ABx Group rare earths drilling is typically in plantations. Credit: File

ABx Group has revealed high grade critical rare earths in drilling at its Wind Break prospect, only 15km northeast of the company’s 52 million tonne Deep Leads-Rubble Mound rare earths resource in Tasmania.

Seventeen of the holes yielded samples where more than 4.5 per cent and up to 6.7 per cent of the total rare earth oxide content is made up of the more lucrative heavy rare earths dysprosium and terbium.

ABx Group managing director and chief executive officer Mark Cooksey said:

“Our ionic adsorption clay rare earths resources are exceptionally enriched in the two most critical rare earths, namely dysprosium and terbium, and the Wind Break discovery continues this pattern. It also confirms that ABx’s rare earths are mainly found in scrub country that has been converted to plantations that are more amenable for development than Tasmania’s valuable farmland. The latest results confirm ABx’s exploration technology is unravelling the origins of this unique rare earths resource and leading us to the richer and thicker mineralisation.”

All 30 drill holes report rare earths oxide mineralisation for almost their entire lengths. Minimum hole depth was 3m while maximum hole depth was 34m.

Twenty two holes out of 30 intercepted significant single or cumulative runs of rare earth oxide grades up to a maximum of 3700ppm TREO over widths usually of up to 5m and as much as about 10m.

ABx says the combined levels of dysprosium and terbium in the total rare earth assemblage constitute the highest proportion seen in any clay-hosted rare earths resource in Australia and is globally very high.

Rare earths, particularly dysprosium and terbium, are fast becoming an integral part of the electric vehicle (EV) story, given their ubiquitous use in the magnets in EV motors and in power generating wind turbines.

Dysprosium and terbium are included in EV magnets to improve thermal stability and energy density, which in turn increases their power and efficiency.

The two metals have come under the spotlight recently following gloomy predictions about the prospects of finding sufficient specialist metals to meet the demand of the growing dependency on electrification, including rare earth metals.

In its commentary on the net zero implications for supply chains, McKinsey and Co. suggest while some metals embedded in key carbon-reducing technologies, such as nickel, may experience modest shortages, others such as dysprosium and terbium which are used in most modern electric motors, could see shortages of up to 70 percent of demand by 2030 unless the imminent shortfall can be turned around.

ABx’ Wind Break prospect lies 29km west-northwest of Launceston and forms part of the company’s 100 sq km Windbreak-Deep Leads-Rubble Mound triad of targets which is enclosed by two exploration licences and one contiguous exploration licence application tying them altogether.

The recent addition of the company’s Leech Scrub and Alluvial Flats drill targets could potentially extend its high grade Deep Leads and Rubble Mound rare earths prospects further to the north-east and south/south-east respectively.

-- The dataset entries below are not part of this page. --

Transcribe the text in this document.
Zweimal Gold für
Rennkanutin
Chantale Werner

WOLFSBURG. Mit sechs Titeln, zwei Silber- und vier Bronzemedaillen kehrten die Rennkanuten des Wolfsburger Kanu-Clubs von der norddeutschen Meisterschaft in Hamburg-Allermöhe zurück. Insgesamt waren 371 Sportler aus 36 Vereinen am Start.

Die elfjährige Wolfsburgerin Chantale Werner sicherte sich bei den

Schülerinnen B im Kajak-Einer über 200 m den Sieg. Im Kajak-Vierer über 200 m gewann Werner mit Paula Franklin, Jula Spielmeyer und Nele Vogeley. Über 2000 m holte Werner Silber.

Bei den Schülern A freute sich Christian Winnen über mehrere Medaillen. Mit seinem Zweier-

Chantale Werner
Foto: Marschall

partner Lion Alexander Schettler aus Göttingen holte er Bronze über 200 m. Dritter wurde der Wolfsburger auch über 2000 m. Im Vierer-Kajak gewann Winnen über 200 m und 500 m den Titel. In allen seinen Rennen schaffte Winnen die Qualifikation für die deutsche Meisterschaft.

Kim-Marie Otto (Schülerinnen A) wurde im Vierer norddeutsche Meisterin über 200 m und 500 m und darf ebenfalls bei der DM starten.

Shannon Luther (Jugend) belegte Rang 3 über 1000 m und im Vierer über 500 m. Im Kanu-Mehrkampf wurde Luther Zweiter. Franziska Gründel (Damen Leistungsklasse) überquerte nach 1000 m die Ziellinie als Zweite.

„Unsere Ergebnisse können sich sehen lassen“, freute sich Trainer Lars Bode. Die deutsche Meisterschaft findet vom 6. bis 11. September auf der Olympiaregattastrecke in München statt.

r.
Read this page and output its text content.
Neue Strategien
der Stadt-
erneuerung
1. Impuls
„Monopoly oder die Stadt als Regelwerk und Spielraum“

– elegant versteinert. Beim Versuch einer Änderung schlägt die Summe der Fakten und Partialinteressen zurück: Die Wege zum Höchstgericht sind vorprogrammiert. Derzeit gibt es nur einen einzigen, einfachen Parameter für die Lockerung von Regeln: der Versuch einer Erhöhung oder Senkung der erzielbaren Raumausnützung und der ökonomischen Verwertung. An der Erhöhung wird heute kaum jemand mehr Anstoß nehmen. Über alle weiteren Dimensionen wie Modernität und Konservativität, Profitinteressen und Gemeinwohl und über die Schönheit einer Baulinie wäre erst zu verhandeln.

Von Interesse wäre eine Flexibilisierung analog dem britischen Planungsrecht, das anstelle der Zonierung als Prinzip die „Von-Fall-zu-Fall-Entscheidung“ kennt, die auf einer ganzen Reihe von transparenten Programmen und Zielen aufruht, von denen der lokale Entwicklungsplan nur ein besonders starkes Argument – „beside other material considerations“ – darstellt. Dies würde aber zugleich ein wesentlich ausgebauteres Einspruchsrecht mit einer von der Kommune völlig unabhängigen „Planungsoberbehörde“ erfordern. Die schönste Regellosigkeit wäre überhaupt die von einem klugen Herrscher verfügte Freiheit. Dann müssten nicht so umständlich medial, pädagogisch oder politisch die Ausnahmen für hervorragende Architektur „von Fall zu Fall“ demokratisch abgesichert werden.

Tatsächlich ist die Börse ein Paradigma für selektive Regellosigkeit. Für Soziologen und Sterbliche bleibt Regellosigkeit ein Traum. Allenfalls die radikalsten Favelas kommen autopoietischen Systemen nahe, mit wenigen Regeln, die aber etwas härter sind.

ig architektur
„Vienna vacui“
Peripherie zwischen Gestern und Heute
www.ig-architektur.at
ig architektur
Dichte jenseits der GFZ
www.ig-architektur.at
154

ABx might have made a timely move with its new licence application, linking its Wind Break licence to the other prospects. Being centred only 11km apart, there’s a chance that the two currently separate mineralised zones could potentially merge, which could more than double the existing resource area.

ABx’s 2024 drilling campaign began in mid-January and is focusing on potentially large scale extensions of its Deep Leads and Leech Scrub high-grade zones. The company has also kicked off drilling at its high-grade Rubble Mound zone that it says it has not yet drilled specifically for rare earths mineralisation.

Management says it is also continuing research into environmentally acceptable methods of extracting rare earths from its unique style of clay-hosted deposits.

Whilst light rare earths are relatively abundant, heavies such as dysprosium and terbium tend to be restricted to just a handful of mines in China. If ABx can get onto a sizeable dysprosium/terbium enriched deposit at Wind Break, it just might be able to offer an alternative national source of these sought after minerals.